Macrophages stimulated by H₂O₂ would cause the oxidant stress by elevating ROS, MDA, and attenuating antioxidant enzymes. SOD and CAT provide first-line cellular protection contributing to prevent cellular damage and maintain a balance between free radical production and oxidative stress after stimulated by oxidative stress (44). After the treatment of ACAP, the activity of SOD in RAW 264.7 cells was significantly activated compared with the model group in a dose-dependent manner (p < 0.01). At the concentrations of 100 μg/ml, the SOD activities were 47.12 U/mg Prot (p < 0.001), respectively, similar to the positive agent Vc of 50.68 U/mg Prot at 10 μg/ml (p < 0.001) (Figure 4D). At the high concentrations of 50 and 100 μg/ml, the CAT activity also was significant increased compared with the model group (p < 0.001) (Figure 4E). As well as the similar dose-dependent manner on CAT, ACAP decreased the elevated production of MDA in cells stimulated by H₂O₂ at the high concentrations (p < 0.001) (Figure 4F), which would be released when responding to oxidant stress. These results indicated that ACAP has the cellular antioxidant activity by activating the SOD and CAT activities and scavenging free radicals from macrophages induced by H₂O₂.

In this test, the red fluorescence was seen as an aggregated pattern of energized mitochondria, and the green fluorescence was presented as a monomeric pattern for depolarized mitochondria. In Figure 5A, after the treatment of ACAP, the intensity of red and green fluorescence was reversed in a dose-dependent manner and showed higher red fluorescence and lower green fluorescence; however, cells induced by LPS presented the remarkably lower red fluorescence and higher green fluorescence. This result indicated that ACAP could improve the MMP depletion induced by LPS.
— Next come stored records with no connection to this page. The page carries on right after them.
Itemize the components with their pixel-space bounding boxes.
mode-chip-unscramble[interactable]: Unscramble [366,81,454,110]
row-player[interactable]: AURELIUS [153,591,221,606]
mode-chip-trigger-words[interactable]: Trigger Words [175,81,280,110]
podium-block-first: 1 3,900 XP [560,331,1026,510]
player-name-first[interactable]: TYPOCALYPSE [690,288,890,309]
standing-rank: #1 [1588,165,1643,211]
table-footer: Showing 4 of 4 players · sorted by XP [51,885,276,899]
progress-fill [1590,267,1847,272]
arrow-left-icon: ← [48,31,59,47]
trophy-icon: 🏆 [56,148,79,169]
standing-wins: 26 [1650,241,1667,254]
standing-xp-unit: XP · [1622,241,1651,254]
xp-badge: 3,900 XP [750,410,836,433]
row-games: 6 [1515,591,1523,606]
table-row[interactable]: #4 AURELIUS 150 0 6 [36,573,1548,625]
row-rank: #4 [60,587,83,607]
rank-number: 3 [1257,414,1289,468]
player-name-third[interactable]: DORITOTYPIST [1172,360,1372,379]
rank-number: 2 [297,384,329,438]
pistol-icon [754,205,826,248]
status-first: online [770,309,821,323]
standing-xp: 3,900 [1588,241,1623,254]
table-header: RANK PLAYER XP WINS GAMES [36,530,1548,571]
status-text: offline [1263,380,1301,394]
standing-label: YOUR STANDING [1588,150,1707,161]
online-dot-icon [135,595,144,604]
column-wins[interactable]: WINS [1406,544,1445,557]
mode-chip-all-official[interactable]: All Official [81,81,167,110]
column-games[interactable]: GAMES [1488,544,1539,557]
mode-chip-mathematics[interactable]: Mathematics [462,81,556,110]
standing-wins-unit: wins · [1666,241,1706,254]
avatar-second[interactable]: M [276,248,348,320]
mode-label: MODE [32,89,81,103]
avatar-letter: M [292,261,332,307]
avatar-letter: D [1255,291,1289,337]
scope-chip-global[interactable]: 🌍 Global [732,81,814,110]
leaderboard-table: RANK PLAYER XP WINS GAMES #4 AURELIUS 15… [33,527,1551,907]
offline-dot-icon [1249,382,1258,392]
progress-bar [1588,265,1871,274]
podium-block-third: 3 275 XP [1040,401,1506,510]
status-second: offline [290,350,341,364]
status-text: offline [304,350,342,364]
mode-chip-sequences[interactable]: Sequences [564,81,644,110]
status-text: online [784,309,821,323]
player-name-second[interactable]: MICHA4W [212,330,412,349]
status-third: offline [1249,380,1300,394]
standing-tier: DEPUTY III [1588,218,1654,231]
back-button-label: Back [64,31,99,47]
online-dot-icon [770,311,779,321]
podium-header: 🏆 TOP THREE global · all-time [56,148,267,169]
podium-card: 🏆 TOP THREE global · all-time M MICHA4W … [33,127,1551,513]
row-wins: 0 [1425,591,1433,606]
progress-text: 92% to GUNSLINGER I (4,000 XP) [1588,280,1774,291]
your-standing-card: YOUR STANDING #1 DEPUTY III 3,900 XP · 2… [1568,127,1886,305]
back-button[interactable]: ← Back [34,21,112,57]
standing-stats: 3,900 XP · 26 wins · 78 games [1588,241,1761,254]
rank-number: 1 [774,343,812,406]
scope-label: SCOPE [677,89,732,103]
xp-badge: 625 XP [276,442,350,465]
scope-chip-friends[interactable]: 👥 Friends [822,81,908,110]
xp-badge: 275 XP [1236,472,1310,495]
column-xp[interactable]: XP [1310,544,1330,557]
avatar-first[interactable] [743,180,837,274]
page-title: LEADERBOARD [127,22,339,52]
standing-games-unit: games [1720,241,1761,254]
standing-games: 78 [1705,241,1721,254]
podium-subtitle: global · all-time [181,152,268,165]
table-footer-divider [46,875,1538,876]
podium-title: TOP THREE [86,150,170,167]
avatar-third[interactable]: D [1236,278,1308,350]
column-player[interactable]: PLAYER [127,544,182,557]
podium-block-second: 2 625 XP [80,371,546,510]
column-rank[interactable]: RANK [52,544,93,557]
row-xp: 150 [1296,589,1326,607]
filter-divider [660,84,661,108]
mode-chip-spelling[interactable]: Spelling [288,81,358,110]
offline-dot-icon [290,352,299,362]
The oxidant response to exogenous substance would increase cellular ROS production (45). Hence, the cellular ROS production in RAW 264.7 cells was evaluated by determining the intensity of green fluorescence, which was stained by DCFH-DA. Compared with the control group (FI 464.05), the fluorescence intensity (FI) in the model group was significantly enhanced with the value of 1,583.13. However, after the treatment of ACAP, the green fluorescence become vague, and the intensities were decreased in a dose-dependent manner. The inhibition rates were 43.25% for 100 μg/ml (p < 0.01), 25.63% for 50 μg/ml, and 14.89% for 25 μg/ml. This result illustrated that ACAP inhibited the ROS production and accumulation of RAW264.7 cells induced by H₂O₂ (Figure 5B). Combined with the above result, we thought that ACAP played the anti-inflammatory and antioxidant activities by inhibiting PPAR-γ mediated NF-κB signaling pathway (Figure 6). The further studies should be carried out to prove this mode of action of ACAP and its active compounds.